Pendant des années, j’ai regardé WordPress de loin — avec un léger mépris de développeur. Et puis j’ai lu la doc. Ce que j’ai découvert m’a forcé à revoir entièrement mon jugement.
2008 : un outil qui ne m’intéressait pas
J’ai croisé WordPress pour la première fois vers 2008-2009. À l’époque, je n’étais pas particulièrement attiré par la création de sites vitrine ou de blogs — ce n’était pas là que je voyais ma valeur ajoutée en tant que développeur.
Pourtant, les clients arrivent avec leurs besoins. Alors je faisais ce qu’il fallait : je pêchais un thème sur ThemeForest, je le configurais sur une instance WordPress, et c’était expédié. Fonctionnel, certes. Mais sans conviction.
Mon raisonnement de l’époque était simple, peut-être un peu naïf : tout le monde installe WordPress, ce n’est pas là que je vais me distinguer. J’y voyais un CMS parmi d’autres — pratique, grand public, mais pas franchement stimulant pour quelqu’un qui veut construire des choses.
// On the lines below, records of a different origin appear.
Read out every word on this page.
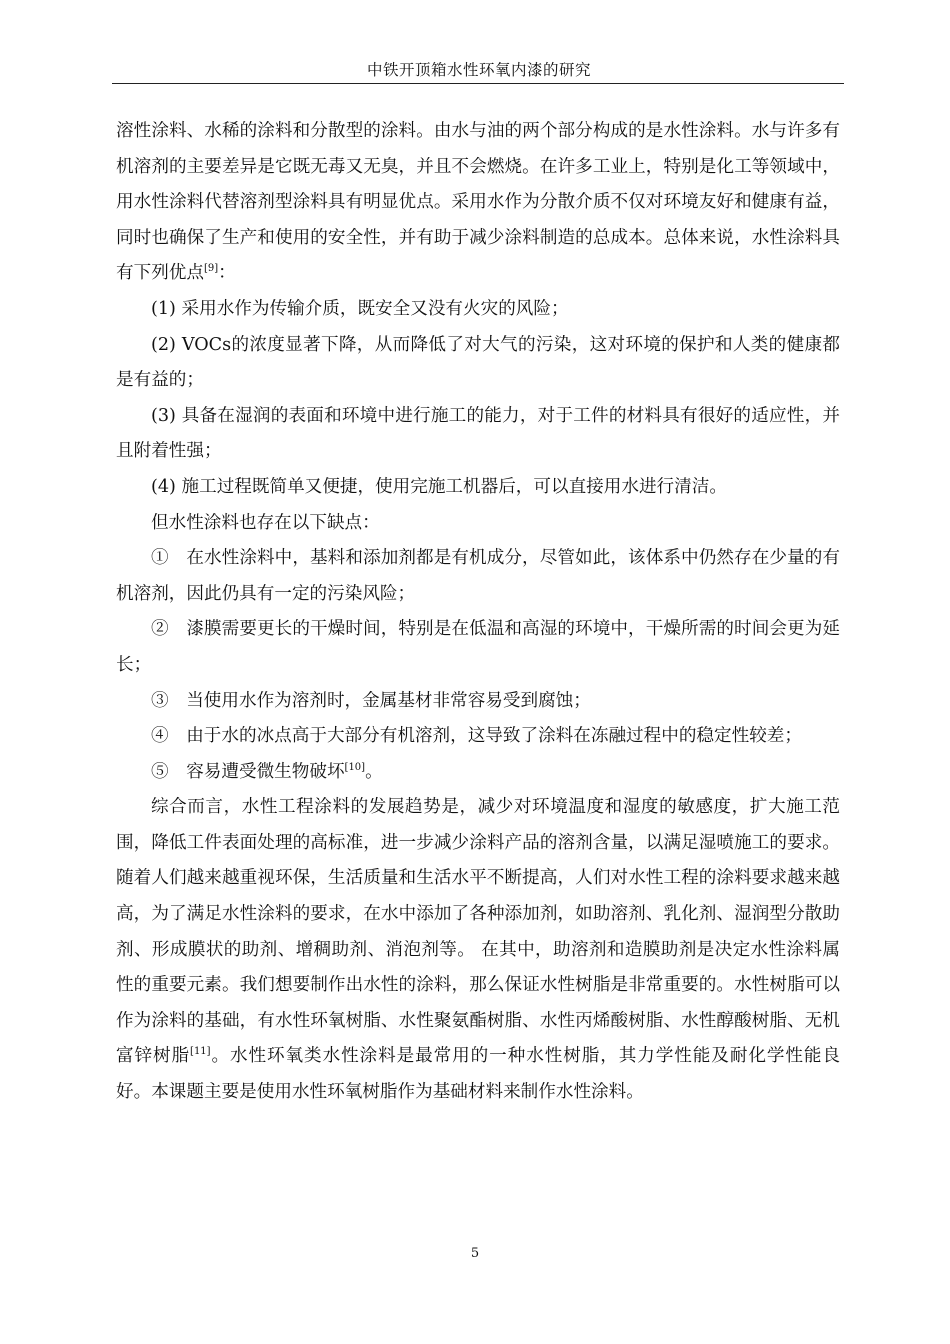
中铁开顶箱水性环氧内漆的研究

溶性涂料、水稀的涂料和分散型的涂料。由水与油的两个部分构成的是水性涂料。水与许多有机溶剂的主要差异是它既无毒又无臭，并且不会燃烧。在许多工业上，特别是化工等领域中，用水性涂料代替溶剂型涂料具有明显优点。采用水作为分散介质不仅对环境友好和健康有益，同时也确保了生产和使用的安全性，并有助于减少涂料制造的总成本。总体来说，水性涂料具有下列优点[9]：

(1) 采用水作为传输介质，既安全又没有火灾的风险；

(2) VOCs的浓度显著下降，从而降低了对大气的污染，这对环境的保护和人类的健康都是有益的；

(3) 具备在湿润的表面和环境中进行施工的能力，对于工件的材料具有很好的适应性，并且附着性强；

(4) 施工过程既简单又便捷，使用完施工机器后，可以直接用水进行清洁。

但水性涂料也存在以下缺点：

①　在水性涂料中，基料和添加剂都是有机成分，尽管如此，该体系中仍然存在少量的有机溶剂，因此仍具有一定的污染风险；

②　漆膜需要更长的干燥时间，特别是在低温和高湿的环境中，干燥所需的时间会更为延长；

③　当使用水作为溶剂时，金属基材非常容易受到腐蚀；

④　由于水的冰点高于大部分有机溶剂，这导致了涂料在冻融过程中的稳定性较差；

⑤　容易遭受微生物破坏[10]。

综合而言，水性工程涂料的发展趋势是，减少对环境温度和湿度的敏感度，扩大施工范围，降低工件表面处理的高标准，进一步减少涂料产品的溶剂含量，以满足湿喷施工的要求。随着人们越来越重视环保，生活质量和生活水平不断提高，人们对水性工程的涂料要求越来越高，为了满足水性涂料的要求，在水中添加了各种添加剂，如助溶剂、乳化剂、湿润型分散助剂、形成膜状的助剂、增稠助剂、消泡剂等。 在其中，助溶剂和造膜助剂是决定水性涂料属性的重要元素。我们想要制作出水性的涂料，那么保证水性树脂是非常重要的。水性树脂可以作为涂料的基础，有水性环氧树脂、水性聚氨酯树脂、水性丙烯酸树脂、水性醇酸树脂、无机富锌树脂[11]。水性环氧类水性涂料是最常用的一种水性树脂，其力学性能及耐化学性能良好。本课题主要是使用水性环氧树脂作为基础材料来制作水性涂料。

5
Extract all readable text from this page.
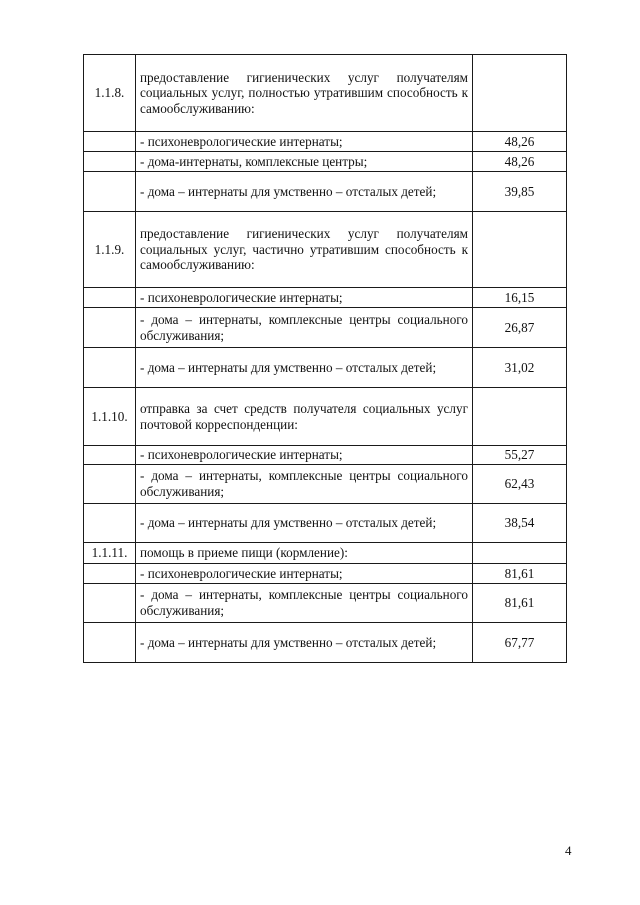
1.1.8.	предоставление гигиенических услуг получателям социальных услуг, полностью утратившим способность к самообслуживанию:	
	- психоневрологические интернаты;	48,26
	- дома-интернаты, комплексные центры;	48,26
	- дома – интернаты для умственно – отсталых детей;	39,85
1.1.9.	предоставление гигиенических услуг получателям социальных услуг, частично утратившим способность к самообслуживанию:	
	- психоневрологические интернаты;	16,15
	- дома – интернаты, комплексные центры социального обслуживания;	26,87
	- дома – интернаты для умственно – отсталых детей;	31,02
1.1.10.	отправка за счет средств получателя социальных услуг почтовой корреспонденции:	
	- психоневрологические интернаты;	55,27
	- дома – интернаты, комплексные центры социального обслуживания;	62,43
	- дома – интернаты для умственно – отсталых детей;	38,54
1.1.11.	помощь в приеме пищи (кормление):	
	- психоневрологические интернаты;	81,61
	- дома – интернаты, комплексные центры социального обслуживания;	81,61
	- дома – интернаты для умственно – отсталых детей;	67,77
4
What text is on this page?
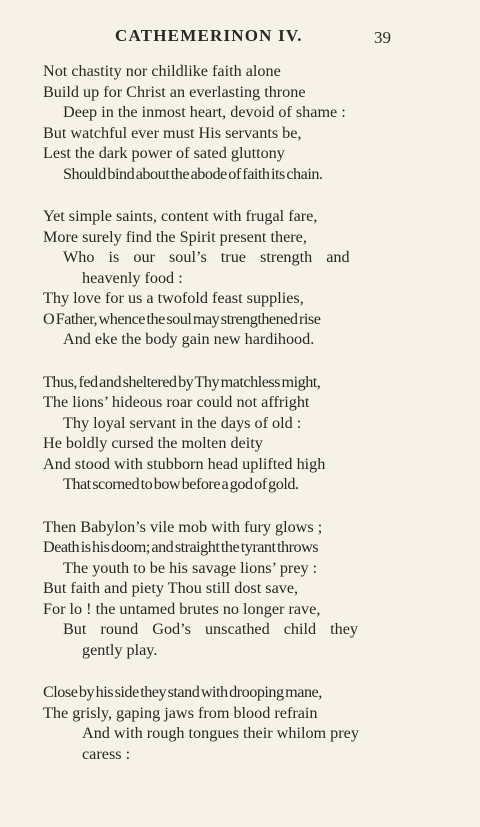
CATHEMERINON IV.	39
Not chastity nor childlike faith alone
Build up for Christ an everlasting throne
Deep in the inmost heart, devoid of shame :
But watchful ever must His servants be,
Lest the dark power of sated gluttony
Should bind about the abode of faith its chain.
Yet simple saints, content with frugal fare,
More surely find the Spirit present there,
Who is our soul’s true strength and
heavenly food :
Thy love for us a twofold feast supplies,
O Father, whence the soul may strengthened rise
And eke the body gain new hardihood.
Thus, fed and sheltered by Thy matchless might,
The lions’ hideous roar could not affright
Thy loyal servant in the days of old :
He boldly cursed the molten deity
And stood with stubborn head uplifted high
That scorned to bow before a god of gold.
Then Babylon’s vile mob with fury glows ;
Death is his doom; and straight the tyrant throws
The youth to be his savage lions’ prey :
But faith and piety Thou still dost save,
For lo ! the untamed brutes no longer rave,
But round God’s unscathed child they
gently play.
Close by his side they stand with drooping mane,
The grisly, gaping jaws from blood refrain
And with rough tongues their whilom prey
caress :
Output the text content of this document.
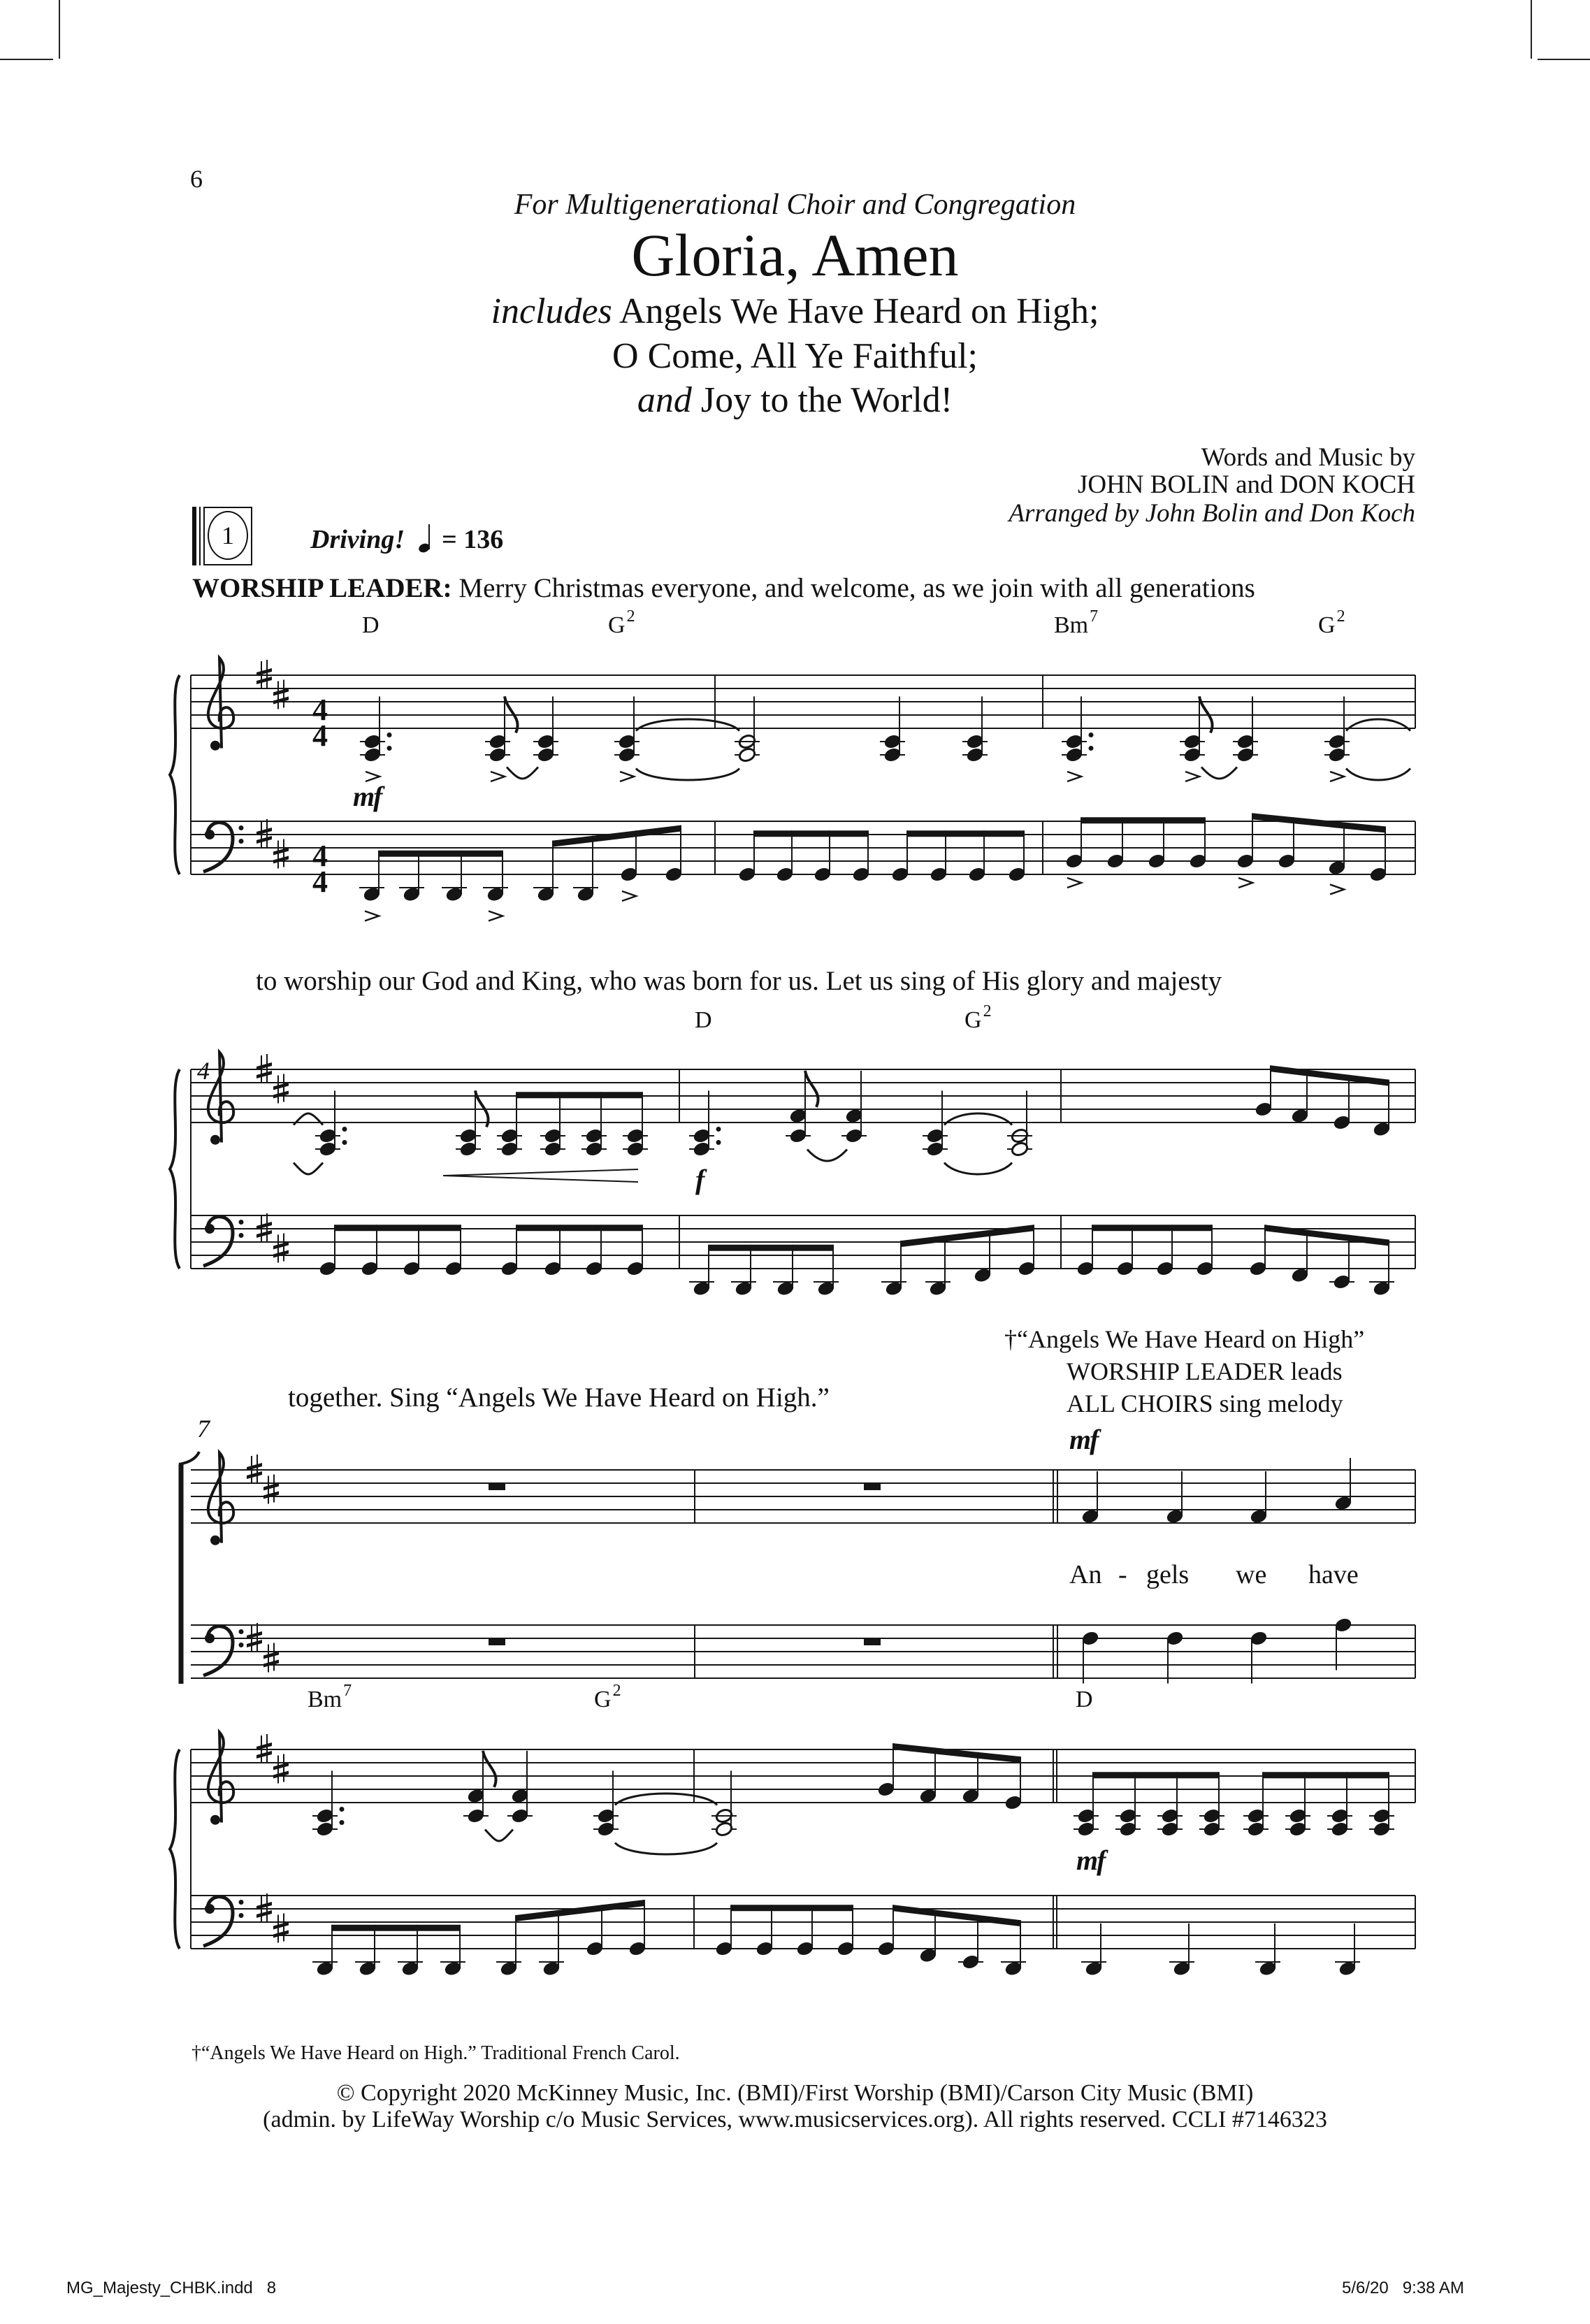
6
For Multigenerational Choir and Congregation
Gloria, Amen
includes Angels We Have Heard on High;
O Come, All Ye Faithful;
and Joy to the World!
Words and Music by
JOHN BOLIN and DON KOCH
Arranged by John Bolin and Don Koch
1	Driving! = 136
WORSHIP LEADER: Merry Christmas everyone, and welcome, as we join with all generations
to worship our God and King, who was born for us. Let us sing of His glory and majesty
together. Sing “Angels We Have Heard on High.”
D	$G^2$	Bm$^7$	$G^2$
D	$G^2$
Bm$^7$	$G^2$	D
4
7
4
4
4
4
mf
f
mf
mf
†“Angels We Have Heard on High”
WORSHIP LEADER leads
ALL CHOIRS sing melody
An - gels we have
†“Angels We Have Heard on High.” Traditional French Carol.
© Copyright 2020 McKinney Music, Inc. (BMI)/First Worship (BMI)/Carson City Music (BMI)
(admin. by LifeWay Worship c/o Music Services, www.musicservices.org). All rights reserved. CCLI #7146323
MG_Majesty_CHBK.indd 8	5/6/20 9:38 AM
Le déclic : un ami dans la panade
Le tournant est venu d’une situation concrète. Un ami et client avait perdu contact avec la société qui gérait son site. Il se retrouvait avec un site orphelin, sans personne pour en reprendre les rênes. Il m’a demandé si je pouvais jeter un œil.
J’ai accepté, un peu à contrecœur. Et pour faire ça correctement, j’ai pris le temps de lire le Codex WordPress — la documentation officielle de fond en comble.
Ce que j’ai découvert m’a forcé à revoir entièrement mon jugement sur la plateforme.
WordPress comme framework, pas comme CMS
Ce que j’ai compris en lisant le Codex, c’est que WordPress est bien plus qu’un outil pour installer des thèmes prêts à l’emploi. On peut construire des thèmes de A à Z, développer ses propres plugins, pousser les fonctionnalités aussi loin qu’on le souhaite. La flexibilité est totale.
Je ne le vois plus vraiment comme un CMS. Je le vois presque comme un framework — un socle sur lequel je peux bâtir exactement ce dont un client a besoin, sans compromis.
Et c’est là que tout s’est éclairé : WordPress offre quelque chose de rare, une double promesse selon le point de vue. Pour le client, c’est un CMS — il gère son contenu en autonomie, sans jamais avoir besoin de moi pour changer un texte ou publier un article. Pour moi en tant que développeur, c’est un environnement structuré où je peux exprimer une vraie expertise technique.
Un site livré en une journée
Depuis que j’ai repris mon activité en France, la demande de sites web s’est imposée d’elle-même — même si ce n’était pas mon intention de départ. Le marché décide souvent à notre place.
Aujourd’hui, mon objectif est de livrer un site web élaboré en une journée. Point le matin, livraison et installation le soir. Le client repart avec un outil qu’il maîtrise à 100 %, et moi avec un travail dont je suis satisfait techniquement.
C’est cette combinaison — autonomie côté client, satisfaction côté développeur — qui fait de WordPress mon choix par défaut pour les projets vitrine. Non pas parce que c’est l’outil à la mode, mais parce que j’en ai compris la profondeur. Et que ça change tout.